Adel berjongkok, menemani Rinai. Menggenggam tangannya. "Jangan di masukin ke hati, gimana Rin kerajinan apa yang kelompok lo buat?"
"Lampu, hiasannya kayu. Gak tau gambarnya gimana, tapi bagus."
"Makannya, kalau kerja kelompok itu jangan diem, ikutan mikir dong." ujar Tia, ia kesal dengan sikap pendiamnya Rinai.
"Kalian aja yang gak anggap Rinai. Mau deket di usir, disini ya lo yang seenaknya." Adel membela.
"Del, udah nanti bu Syifa liat. Jangan berantem,"

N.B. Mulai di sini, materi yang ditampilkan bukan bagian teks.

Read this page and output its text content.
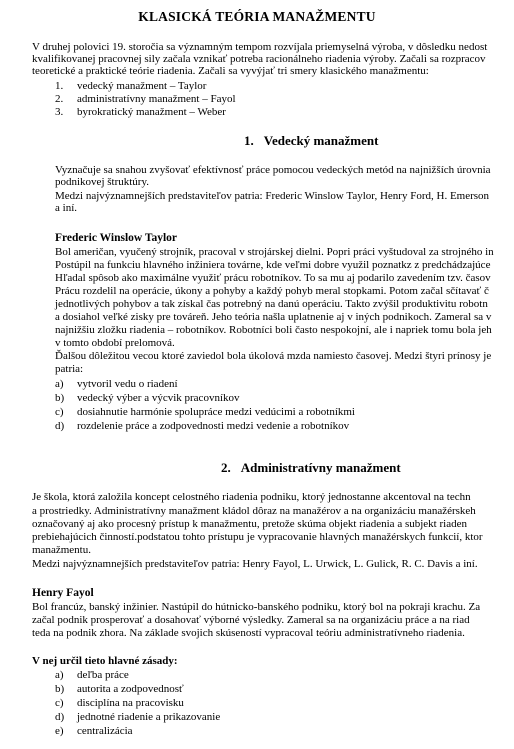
KLASICKÁ TEÓRIA MANAŽMENTU
V druhej polovici 19. storočia sa významným tempom rozvíjala priemyselná výroba, v dôsledku nedost
kvalifikovanej pracovnej sily začala vznikať potreba racionálneho riadenia výroby. Začali sa rozpracov
teoretické a praktické teórie riadenia. Začali sa vyvýjať tri smery klasického manažmentu:
1. vedecký manažment – Taylor
2. administratívny manažment – Fayol
3. byrokratický manažment – Weber
1. Vedecký manažment
Vyznačuje sa snahou zvyšovať efektívnosť práce pomocou vedeckých metód na najnižších úrovnia
podnikovej štruktúry.
Medzi najvýznamnejších predstaviteľov patria: Frederic Winslow Taylor, Henry Ford, H. Emerson
a iní.
Frederic Winslow Taylor
Bol američan, vyučený strojník, pracoval v strojárskej dielni. Popri práci vyštudoval za strojného in
Postúpil na funkciu hlavného inžiniera továrne, kde veľmi dobre využil poznatkz z predchádzajúce
Hľadal spôsob ako maximálne využiť prácu robotníkov. To sa mu aj podarilo zavedením tzv. časov
Prácu rozdelil na operácie, úkony a pohyby a každý pohyb meral stopkami. Potom začal sčítavať č
jednotlivých pohybov a tak získal čas potrebný na danú operáciu. Takto zvýšil produktivitu robotn
a dosiahol veľké zisky pre továreň. Jeho teória našla uplatnenie aj v iných podnikoch. Zameral sa v
najnižšiu zložku riadenia – robotníkov. Robotníci boli často nespokojní, ale i napriek tomu bola jeh
v tomto období prelomová.
Ďalšou dôležitou vecou ktoré zaviedol bola úkolová mzda namiesto časovej. Medzi štyri prínosy je
patria:
a) vytvoril vedu o riadení
b) vedecký výber a výcvik pracovníkov
c) dosiahnutie harmónie spolupráce medzi vedúcimi a robotníkmi
d) rozdelenie práce a zodpovednosti medzi vedenie a robotníkov
2. Administratívny manažment
Je škola, ktorá založila koncept celostného riadenia podniku, ktorý jednostanne akcentoval na techn
a prostriedky. Administratívny manažment kládol dôraz na manažérov a na organizáciu manažérskeh
označovaný aj ako procesný prístup k manažmentu, pretože skúma objekt riadenia a subjekt riaden
prebiehajúcich činností.podstatou tohto prístupu je vypracovanie hlavných manažérskych funkcií, ktor
manažmentu.
Medzi najvýznamnejších predstaviteľov patria: Henry Fayol, L. Urwick, L. Gulick, R. C. Davis a iní.
Henry Fayol
Bol francúz, banský inžinier. Nastúpil do hútnicko-banského podniku, ktorý bol na pokraji krachu. Za
začal podnik prosperovať a dosahovať výborné výsledky. Zameral sa na organizáciu práce a na riad
teda na podnik zhora. Na základe svojich skúseností vypracoval teóriu administratívneho riadenia.
V nej určil tieto hlavné zásady:
a) deľba práce
b) autorita a zodpovednosť
c) disciplína na pracovisku
d) jednotné riadenie a prikazovanie
e) centralizácia
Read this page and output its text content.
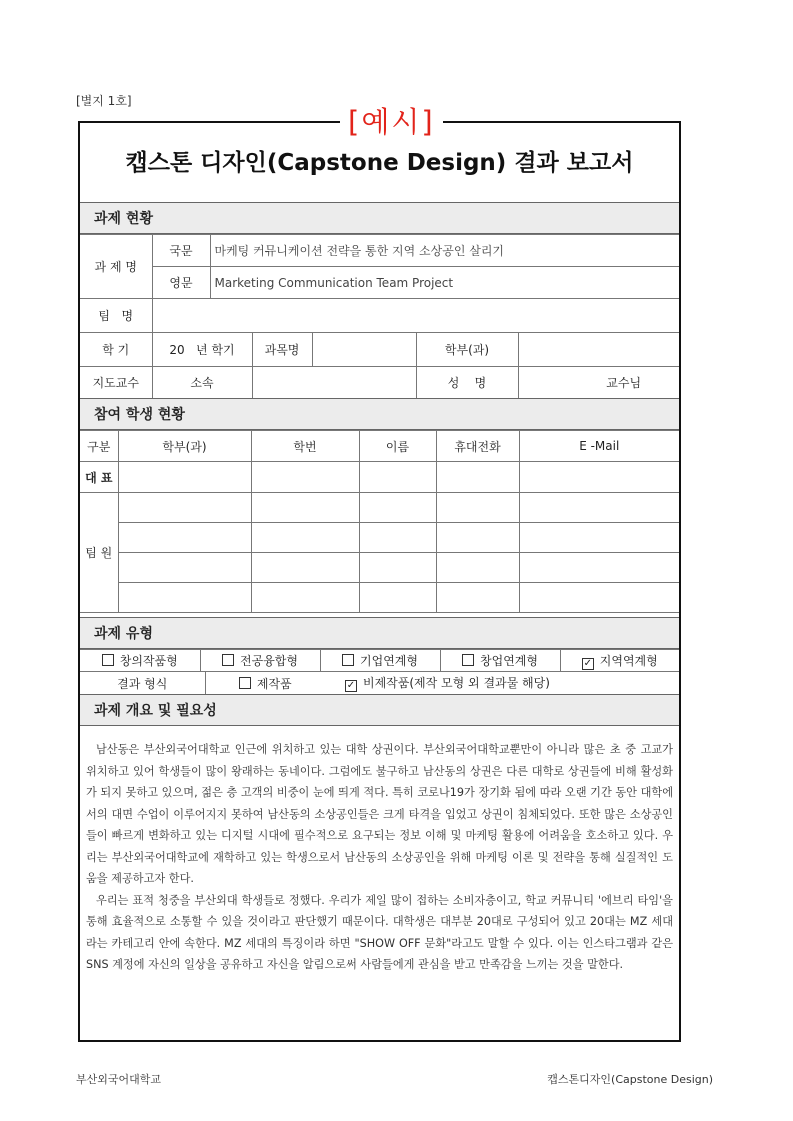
[별지 1호]
[예시]
캡스톤 디자인(Capstone Design) 결과 보고서
과제 현황
과 제 명	국문	마케팅 커뮤니케이션 전략을 통한 지역 소상공인 살리기				
	영문	Marketing Communication Team Project				
팀   명						
학 기	20   년 학기		과목명		학부(과)	
지도교수	소속				성    명	교수님
참여 학생 현황
구분	학부(과)	학번	이름	휴대전화	E -Mail
대 표					
팀 원					

과제 유형
창의작품형	전공융합형	기업연계형	창업연계형	✓지역역계형
결과 형식	제작품	✓비제작품(제작 모형 외 결과물 해당)
과제 개요 및 필요성

남산동은 부산외국어대학교 인근에 위치하고 있는 대학 상권이다. 부산외국어대학교뿐만이 아니라 많은 초 중 고교가 위치하고 있어 학생들이 많이 왕래하는 동네이다. 그럼에도 불구하고 남산동의 상권은 다른 대학로 상권들에 비해 활성화가 되지 못하고 있으며, 젊은 층 고객의 비중이 눈에 띄게 적다. 특히 코로나19가 장기화 됨에 따라 오랜 기간 동안 대학에서의 대면 수업이 이루어지지 못하여 남산동의 소상공인들은 크게 타격을 입었고 상권이 침체되었다. 또한 많은 소상공인들이 빠르게 변화하고 있는 디지털 시대에 필수적으로 요구되는 정보 이해 및 마케팅 활용에 어려움을 호소하고 있다. 우리는 부산외국어대학교에 재학하고 있는 학생으로서 남산동의 소상공인을 위해 마케팅 이론 및 전략을 통해 실질적인 도움을 제공하고자 한다.

우리는 표적 청중을 부산외대 학생들로 정했다. 우리가 제일 많이 접하는 소비자층이고, 학교 커뮤니티 '에브리 타임'을 통해 효율적으로 소통할 수 있을 것이라고 판단했기 때문이다. 대학생은 대부분 20대로 구성되어 있고 20대는 MZ 세대라는 카테고리 안에 속한다. MZ 세대의 특징이라 하면 "SHOW OFF 문화"라고도 말할 수 있다. 이는 인스타그램과 같은 SNS 계정에 자신의 일상을 공유하고 자신을 알림으로써 사람들에게 관심을 받고 만족감을 느끼는 것을 말한다.

부산외국어대학교	캡스톤디자인(Capstone Design)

Adel yang ingin mencakar wajah Tia di tahannya oleh Rinai. "Udah, balik aja ke kelompok del, nanti bisa refreshing kok."
"Apa? Refreshing? Heh Rin! Lo harus ikut ke rumah gue buat kerajinan kayunya. Enak banget lo," Caca menggerutu kesal.
"Iya, gue bakalan ikut kok," menuruti bacotnya cewek ini daripada namanya di coret dari kelompok.
☁☁☁
Seusai pulang sekolah, Rinai bingung harus bareng dengan siapa. Ia melihat Caca dengan Dinda, Tia dan Salma. Uang Rinai habis untuk membeli bahan-bahan kerjaninan nanti.
"Heh! Cati ojekan dong, masa diem aja?" Caca gregetan, Rinai berdiri di parkiran sekolah tanpa berniaf mencari ojekan atau angkot yang lewat.
"Buruan!" sentak Tia.
Rinai mengangguk, ia membuka aplikasi Gojek. Menunggu beberapa menit barulah datang, Caca dan yang lainnya menunggunya. Rinai tak tau apa-apa tentang alamatnya Caca.
'Duh, terus bayar pake apa ya? Uang dua ribu mana cukup.' Rinai meletakkan tasnya di pangkuan, setelah Gojeknya berjalan mengikuti Caca, Rinai mengecek setiap kantong tas berharap ada uang yang pernah ia letakkan. Di kotak pensil, Rinai menemukan uang limabelas ribu. 'Akhirnya, ketemu juga.' Rinai juga tak enak hati jika meminjam uang, bisa-bisanya nanti Tia dan Caca mengomelinya.
Setelah sampai di rumah Caca, Tia dan Salma membeli bahan-bahannya. Sedangkan Dinda bermain ponselnya, Rinai terdiam tak tau harus apa. Mengeluarkan buku prakarya, membaca bab kerajinan daripada menganggur, walaupun nanti kehadirannya disini tak ada gunanya.
Caca membawa bahan yang di butuhkan, Tia dan Salma membawa 4 bungkus bakso.
"Nah, mending minta sama nyokap lo aja Ti," Salma mengusulkan.
"Oke, gambarnya tadi mana?"
Salma mengeluarkan kertas desain kayu dari tasnya. "Nih, kalau hiasnya nanti. Makan dulu yuk, laper,"
Caca, Dinda, dan Tia mengambil baksonya. Tersisa habis, Rinai menahan rasa laparnya. Jadi ini bukan kerja kelompok? Hanya asik kumpul saja?
Tia menatap Rinai kasihan. "Laper ya? Makanya beli," Tia memakan baksonya dengan lahap.
Ada camilan di meja, Rinai yang ingin mengambilnya tangannya di tepis oleh Caca. "Enak aja lo, pulang aja sana!"
Rinai juga tak tahan di tempat jahannam ini, ia di bohongi. Rinai menemasi bukunya, saat bergegas keluar Caca mengikutinya. "Biar gue cariin ojek,"
'Jahat-jahat berhati peri, emang Caca susah di tebak.'
Caca menghampiri tetangganya yang berprofesi sebagai ojek. Ia memanggil pak Mus. "Pak Mus, ada yang mau ngojek nih. Tolong anterin," setelahnya Caca kembali ke rumahnya.
Pak Mus keluar. "Ayo neng, rumahnya dimana?"
"Jalan Anggrek pak,"
Hari ini Rinai dibuat hancur, Caca itu merepotkan apalagi teman-temannya. Jika saja mereka tau yang sebenarnya maka di jamin Rinai akan memiliki teman banyak karena hartanya berlimpah.